As part of an effort to reorient its approach to enforcement, the U.S. Commodity Futures Trading Commission (CFTC) issued new guidance setting out its policy on self-reporting, cooperation and remediation in its enforcement activity.
In a new advisory on Tuesday, the U.S. derivatives regulator detailed how it will treat the actions of both companies and individuals when determining whether to bring an enforcement action, and on the sanctions that it will seek in specific cases.
Among other things, the advisory sets out the rubric that the enforcement division will use to evaluate these factors, including a matrix that will guide the setting of monetary penalties — which could provide penalty discounts of up to 55% for exceptional cooperation.

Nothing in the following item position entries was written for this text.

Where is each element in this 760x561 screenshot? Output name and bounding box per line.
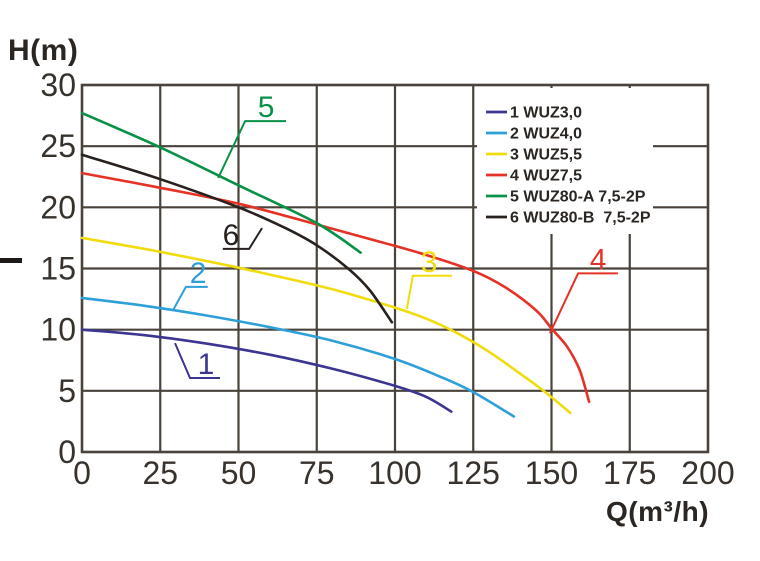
annotation-leader-2 [172, 285, 208, 311]
x-tick-label-175: 175 [603, 455, 656, 491]
legend-label-6: 6 WUZ80-B 7,5-2P [510, 210, 651, 227]
series-curve-6 [80, 153, 394, 324]
crop-mark-dash [0, 258, 22, 263]
y-axis-title: H(m) [8, 34, 79, 67]
y-tick-label-15: 15 [40, 251, 76, 287]
annotation-label-1: 1 [198, 348, 215, 381]
annotation-label-3: 3 [421, 246, 438, 279]
series-curve-3 [80, 236, 572, 415]
y-tick-label-25: 25 [40, 128, 76, 164]
annotation-leader-5 [217, 120, 287, 179]
plot-border [80, 83, 710, 454]
annotation-leader-3 [405, 274, 452, 310]
x-tick-label-100: 100 [368, 455, 421, 491]
annotation-leader-1 [174, 342, 220, 379]
series-curve-1 [80, 328, 453, 413]
y-tick-label-20: 20 [40, 189, 76, 225]
legend-label-2: 2 WUZ4,0 [510, 126, 582, 143]
annotation-leader-6 [222, 227, 263, 250]
x-tick-label-200: 200 [681, 455, 734, 491]
x-tick-label-0: 0 [73, 455, 91, 491]
x-tick-label-150: 150 [525, 455, 578, 491]
legend-label-4: 4 WUZ7,5 [510, 168, 582, 185]
x-axis-title: Q(m³/h) [606, 496, 710, 527]
x-tick-label-25: 25 [142, 455, 178, 491]
x-tick-label-50: 50 [221, 455, 257, 491]
legend-label-1: 1 WUZ3,0 [510, 105, 582, 122]
series-curve-4 [80, 171, 591, 404]
x-tick-label-125: 125 [447, 455, 500, 491]
annotation-label-2: 2 [190, 257, 207, 290]
y-tick-label-0: 0 [58, 434, 76, 470]
y-tick-label-5: 5 [58, 373, 76, 409]
y-tick-label-10: 10 [40, 312, 76, 348]
legend-label-3: 3 WUZ5,5 [510, 147, 582, 164]
annotation-leader-4 [548, 272, 618, 334]
x-tick-label-75: 75 [299, 455, 335, 491]
y-tick-label-30: 30 [40, 67, 76, 103]
annotation-label-6: 6 [223, 219, 240, 252]
legend-label-5: 5 WUZ80-A 7,5-2P [510, 189, 646, 206]
series-curve-5 [80, 111, 362, 254]
series-curve-2 [80, 296, 516, 418]
annotation-label-4: 4 [590, 243, 607, 276]
annotation-label-5: 5 [258, 91, 275, 124]
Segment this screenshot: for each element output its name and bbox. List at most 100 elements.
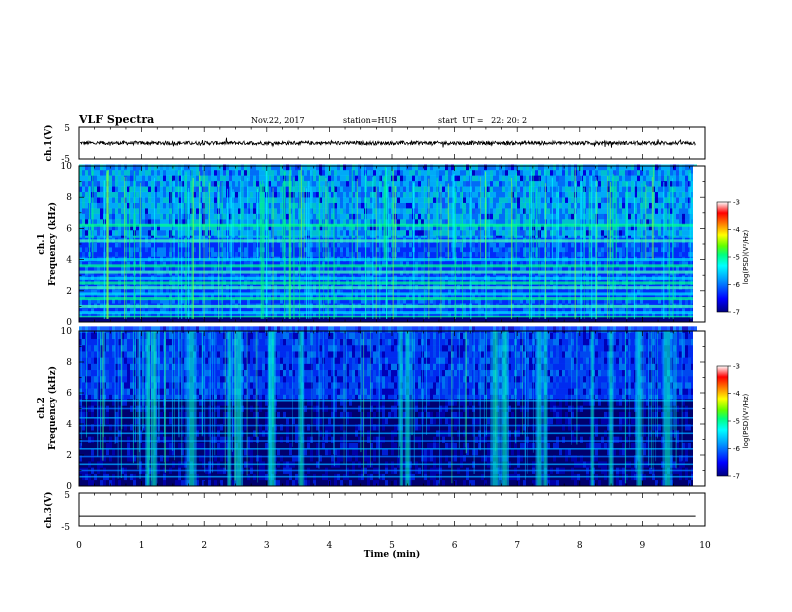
ch1-cell — [475, 197, 478, 203]
ch1-cell — [247, 202, 250, 209]
ch1-cell — [322, 164, 325, 171]
ch1-cell — [508, 180, 511, 187]
ch1-cell — [181, 202, 184, 209]
ch1-cell — [388, 312, 391, 318]
ch1-cell — [532, 169, 535, 176]
ch1-cell — [475, 169, 478, 176]
ch1-cell — [301, 164, 304, 171]
ch1-cell — [526, 202, 529, 209]
ch1-cell — [181, 293, 184, 299]
ch1-cell — [382, 208, 385, 214]
ch1-cell — [523, 265, 526, 271]
ch1-cell — [142, 186, 145, 193]
ch1-cell — [457, 164, 460, 171]
ch1-cell — [109, 261, 112, 267]
ch1-cell — [466, 289, 469, 295]
ch1-cell — [340, 175, 343, 182]
ch1-cell — [247, 186, 250, 193]
ch1-cell — [490, 298, 493, 304]
ch1-cell — [433, 265, 436, 271]
ch1-cell — [232, 261, 235, 267]
ch1-cell — [457, 213, 460, 220]
ch1-cell — [502, 208, 505, 214]
ch1-cell — [217, 180, 220, 187]
ch1-cell — [343, 265, 346, 271]
ch1-cell — [211, 175, 214, 182]
ch1-cell — [382, 202, 385, 209]
ch1-cell — [271, 164, 274, 171]
ch1-cell — [274, 169, 277, 176]
ch1-cell — [241, 265, 244, 271]
ch1-cell — [130, 293, 133, 299]
ch1-cell — [97, 224, 100, 231]
ch1-cell — [163, 312, 166, 318]
ch1-cell — [295, 208, 298, 214]
ch1-cell — [448, 197, 451, 203]
ch1-cell — [433, 242, 436, 248]
ch1-cell — [205, 312, 208, 318]
ch1-cell — [238, 224, 241, 231]
ch1-cell — [337, 265, 340, 271]
ch1-cell — [436, 293, 439, 299]
ch1-cell — [244, 293, 247, 299]
ch1-cell — [346, 298, 349, 304]
ch1-cell — [115, 247, 118, 253]
ch1-cell — [511, 261, 514, 267]
ch1-cell — [244, 265, 247, 271]
ch1-cell — [442, 208, 445, 214]
ch1-cell — [274, 175, 277, 182]
ch1-cell — [370, 229, 373, 236]
ch1-cell — [193, 164, 196, 171]
ch1-cell — [151, 191, 154, 198]
ch1-cell — [487, 202, 490, 209]
ch1-cell — [154, 224, 157, 231]
ch1-cell — [388, 213, 391, 220]
ch1-cell — [424, 219, 427, 225]
ch1-cell — [229, 289, 232, 295]
ch1-cell — [481, 298, 484, 304]
ch1-cell — [181, 251, 184, 257]
ch1-cell — [394, 298, 397, 304]
ch1-cell — [433, 307, 436, 313]
ch1-cell — [274, 229, 277, 236]
ch1-cell — [367, 191, 370, 198]
ch1-cell — [181, 229, 184, 236]
ch1-cell — [154, 261, 157, 267]
ch1-cell — [220, 247, 223, 253]
ch1-cell — [418, 169, 421, 176]
ch1-cell — [523, 169, 526, 176]
ch1-cell — [238, 208, 241, 214]
ch1-cell — [529, 298, 532, 304]
ch1-cell — [445, 289, 448, 295]
ch1-cell — [397, 242, 400, 248]
ch1-cell — [319, 213, 322, 220]
ch1-cell — [163, 219, 166, 225]
ch1-cell — [205, 229, 208, 236]
ch1-cell — [274, 307, 277, 313]
ch1-cell — [529, 224, 532, 231]
ch1-cell — [286, 298, 289, 304]
ch1-cell — [490, 247, 493, 253]
ch1-cell — [379, 293, 382, 299]
ch1-cell — [442, 289, 445, 295]
ch1-cell — [466, 251, 469, 257]
ch1-cell — [130, 208, 133, 214]
ch1-cell — [334, 307, 337, 313]
ch1-cell — [418, 164, 421, 171]
ch1-cell — [391, 261, 394, 267]
ch1-cell — [97, 213, 100, 220]
ch1-cell — [211, 180, 214, 187]
ch1-cell — [499, 261, 502, 267]
ch1-cell — [409, 219, 412, 225]
ch1-cell — [163, 180, 166, 187]
ch1-cell — [244, 208, 247, 214]
ch1-cell — [406, 191, 409, 198]
ch1-cell — [481, 164, 484, 171]
ch1-cell — [163, 224, 166, 231]
ch1-cell — [142, 312, 145, 318]
ch1-cell — [478, 251, 481, 257]
ch1-cell — [334, 186, 337, 193]
ch1-cell — [355, 265, 358, 271]
ch1-cell — [373, 208, 376, 214]
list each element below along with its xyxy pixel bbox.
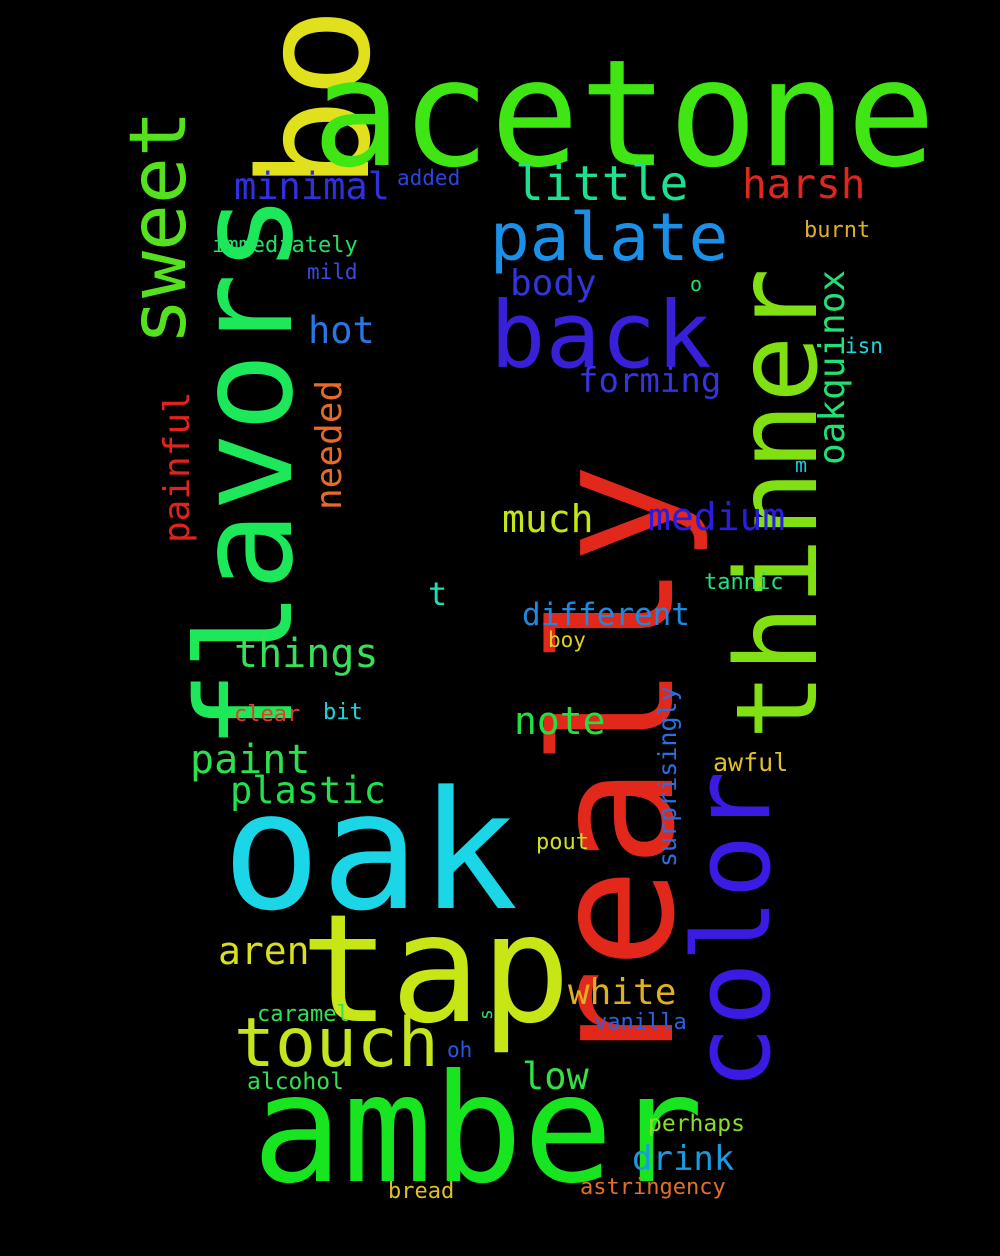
word-bit: bit	[323, 700, 363, 725]
word-aren: aren	[218, 929, 310, 973]
word-different: different	[522, 597, 690, 633]
word-clear: clear	[234, 702, 301, 727]
word-oak: oak	[222, 756, 519, 947]
word-sweet: sweet	[114, 110, 204, 345]
word-alcohol: alcohol	[247, 1069, 344, 1095]
word-white: white	[568, 972, 677, 1013]
word-m: m	[795, 453, 808, 477]
word-forming: forming	[578, 361, 722, 401]
word-o: o	[690, 272, 703, 296]
word-much: much	[502, 497, 594, 541]
word-surprisingly: surprisingly	[653, 686, 682, 867]
word-immediately: immediately	[212, 233, 358, 258]
word-needed: needed	[309, 379, 350, 510]
word-body: body	[510, 263, 597, 304]
word-bread: bread	[388, 1179, 455, 1204]
word-vanilla: vanilla	[594, 1010, 687, 1035]
word-pout: pout	[536, 830, 589, 855]
word-perhaps: perhaps	[648, 1111, 745, 1137]
word-painful: painful	[157, 391, 198, 543]
word-oh: oh	[447, 1038, 473, 1062]
word-note: note	[514, 699, 606, 743]
word-amber: amber	[252, 1043, 704, 1217]
word-back: back	[490, 282, 712, 389]
word-palate: palate	[490, 199, 729, 276]
word-boy: boy	[548, 628, 586, 652]
word-caramel: caramel	[257, 1002, 350, 1027]
word-harsh: harsh	[742, 160, 866, 208]
word-drink: drink	[632, 1139, 735, 1179]
word-touch: touch	[234, 1004, 439, 1083]
word-mild: mild	[307, 260, 358, 284]
word-t: t	[428, 575, 448, 613]
word-astringency: astringency	[580, 1175, 726, 1200]
word-hot: hot	[308, 309, 375, 352]
word-oakquinox: oakquinox	[812, 269, 853, 465]
word-added: added	[397, 166, 461, 190]
word-low: low	[522, 1055, 589, 1098]
word-minimal: minimal	[234, 165, 390, 208]
word-plastic: plastic	[230, 769, 386, 812]
word-tap: tap	[300, 883, 571, 1057]
word-paint: paint	[190, 737, 311, 783]
word-isn: isn	[845, 334, 883, 358]
word-acetone: acetone	[312, 28, 936, 200]
word-burnt: burnt	[804, 218, 871, 243]
word-tannic: tannic	[704, 570, 784, 595]
word-awful: awful	[713, 748, 789, 777]
word-things: things	[234, 631, 379, 677]
word-medium: medium	[648, 495, 786, 539]
word-little: little	[515, 156, 689, 212]
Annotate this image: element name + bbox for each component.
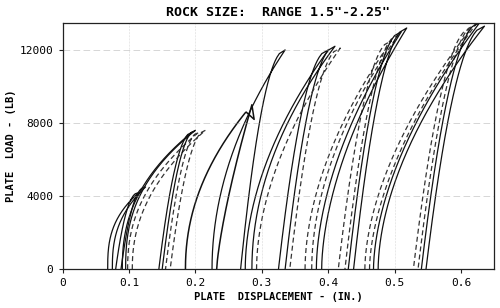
Y-axis label: PLATE  LOAD - (LB): PLATE LOAD - (LB): [6, 90, 16, 202]
Title: ROCK SIZE:  RANGE 1.5"-2.25": ROCK SIZE: RANGE 1.5"-2.25": [166, 6, 390, 18]
X-axis label: PLATE  DISPLACEMENT - (IN.): PLATE DISPLACEMENT - (IN.): [194, 292, 363, 302]
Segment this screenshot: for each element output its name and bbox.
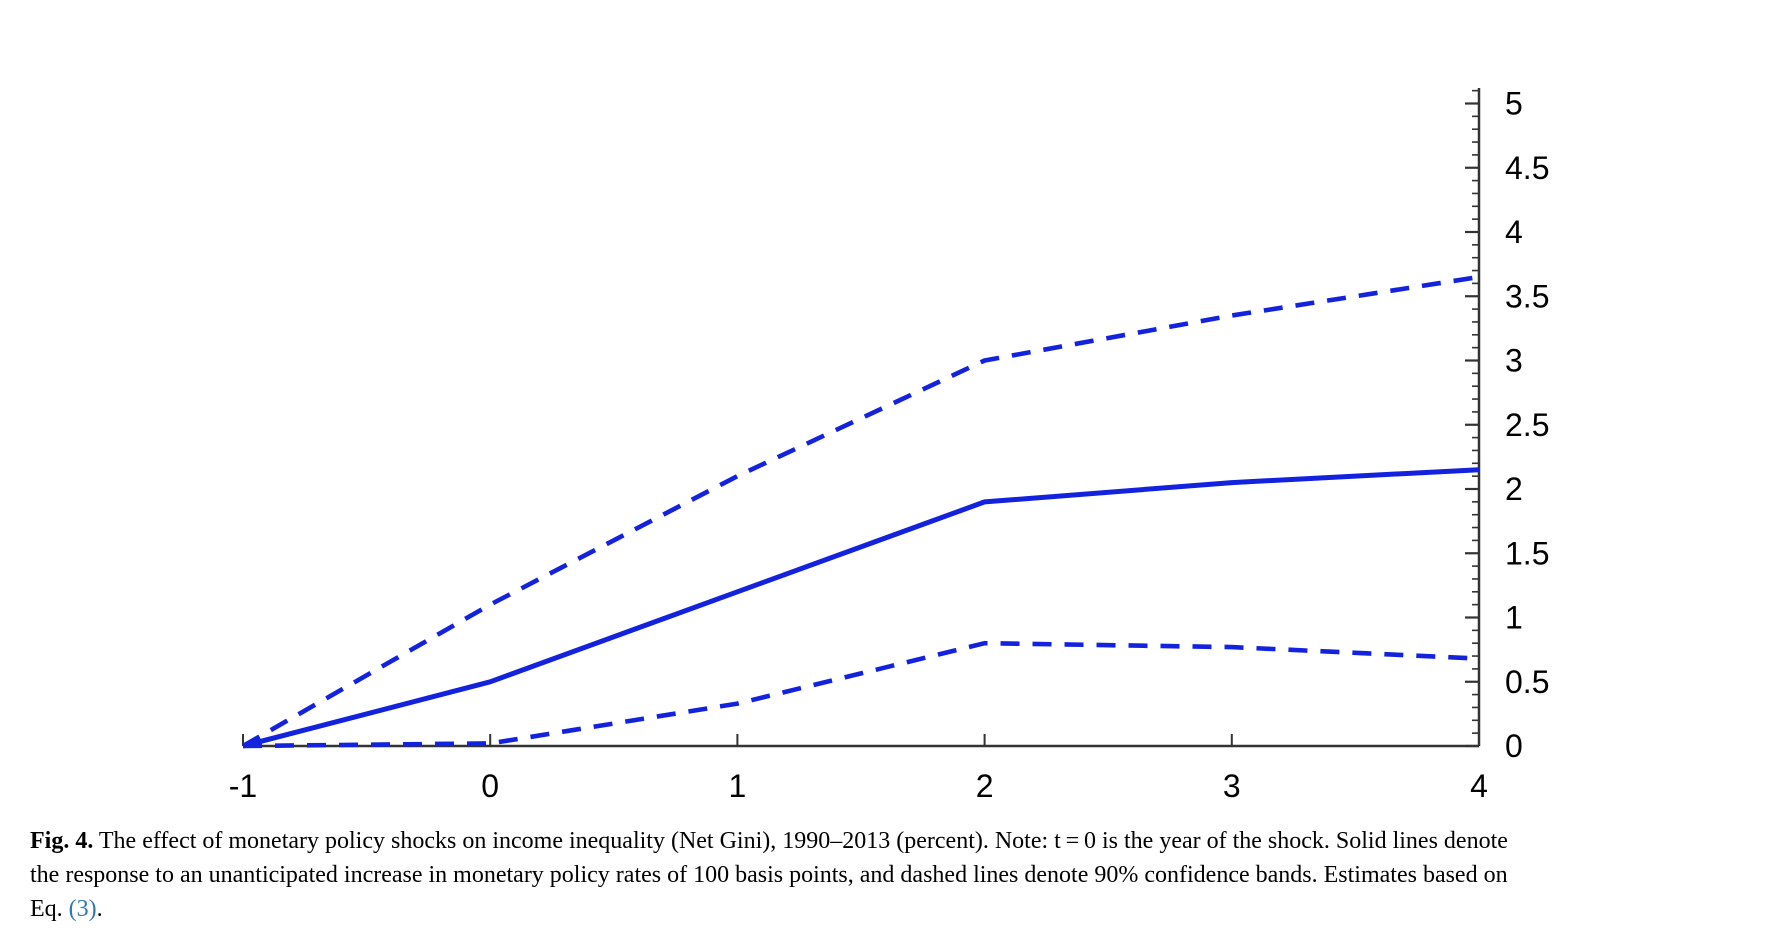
y-tick-label: 4 [1505, 214, 1523, 250]
lower-confidence-band-line [242, 640, 1480, 749]
y-tick-label: 5 [1505, 86, 1523, 122]
y-tick-label: 0.5 [1505, 664, 1549, 700]
y-tick-label: 0 [1505, 728, 1523, 764]
equation-link[interactable]: (3) [68, 896, 97, 922]
figure-number-label: Fig. 4. [30, 828, 94, 854]
y-tick-label: 3 [1505, 343, 1523, 379]
inequality-response-chart: -1 0 1 2 3 400.511.522.533.544.55 [229, 86, 1550, 805]
caption-text-3: Eq. [30, 896, 69, 922]
caption-line-2: the response to an unanticipated increas… [30, 858, 1754, 892]
caption-line-1: Fig. 4. The effect of monetary policy sh… [30, 824, 1754, 858]
x-tick-label: 2 [976, 768, 994, 804]
caption-text-3-end: . [96, 896, 103, 922]
y-tick-label: 3.5 [1505, 278, 1549, 314]
y-tick-label: 1 [1505, 600, 1523, 636]
y-tick-label: 2.5 [1505, 407, 1549, 443]
x-tick-label: -1 [229, 768, 257, 804]
y-tick-label: 4.5 [1505, 150, 1549, 186]
x-tick-label: 3 [1223, 768, 1241, 804]
y-axis: 0 0.5 1 1.5 2 2.5 3 3.5 4 4.5 5 [1465, 86, 1549, 764]
y-tick-label: 1.5 [1505, 535, 1549, 571]
caption-line-3: Eq. (3). [30, 892, 1754, 926]
x-tick-label: 0 [481, 768, 499, 804]
y-tick-label: 2 [1505, 471, 1523, 507]
caption-text-2: the response to an unanticipated increas… [30, 862, 1508, 888]
upper-confidence-band-line [241, 274, 1480, 748]
figure-caption: Fig. 4. The effect of monetary policy sh… [30, 824, 1754, 926]
chart-area: -1 0 1 2 3 4 0 0.5 1 1.5 2 2.5 3 3.5 4 4.5 5 [229, 86, 1550, 805]
x-tick-label: 1 [729, 768, 747, 804]
x-tick-label: 4 [1470, 768, 1488, 804]
caption-text-1: The effect of monetary policy shocks on … [93, 828, 1508, 854]
point-estimate-line [242, 467, 1480, 749]
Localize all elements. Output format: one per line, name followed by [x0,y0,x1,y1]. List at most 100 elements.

With the new policy, the CFTC said that it seeks to promote compliance and ensure accountability for violators by “incentivizing self-reporting, cooperation, and remediation of potential violations.”
“By making the CFTC’s expectations for self-reporting, cooperation, and remediation more clear — including a first-ever matrix for mitigation credit — this advisory creates meaningful incentives for firms to come forward and get cases resolved faster with reasonable penalties,” said acting chairman of the CFTC, Caroline Pham, in a release.
This approach will “enable the CFTC to do more with less,” Pham said, adding that it is “aligned with best practices for assessing penalties followed by the Department of Justice and other U.S. financial regulators.”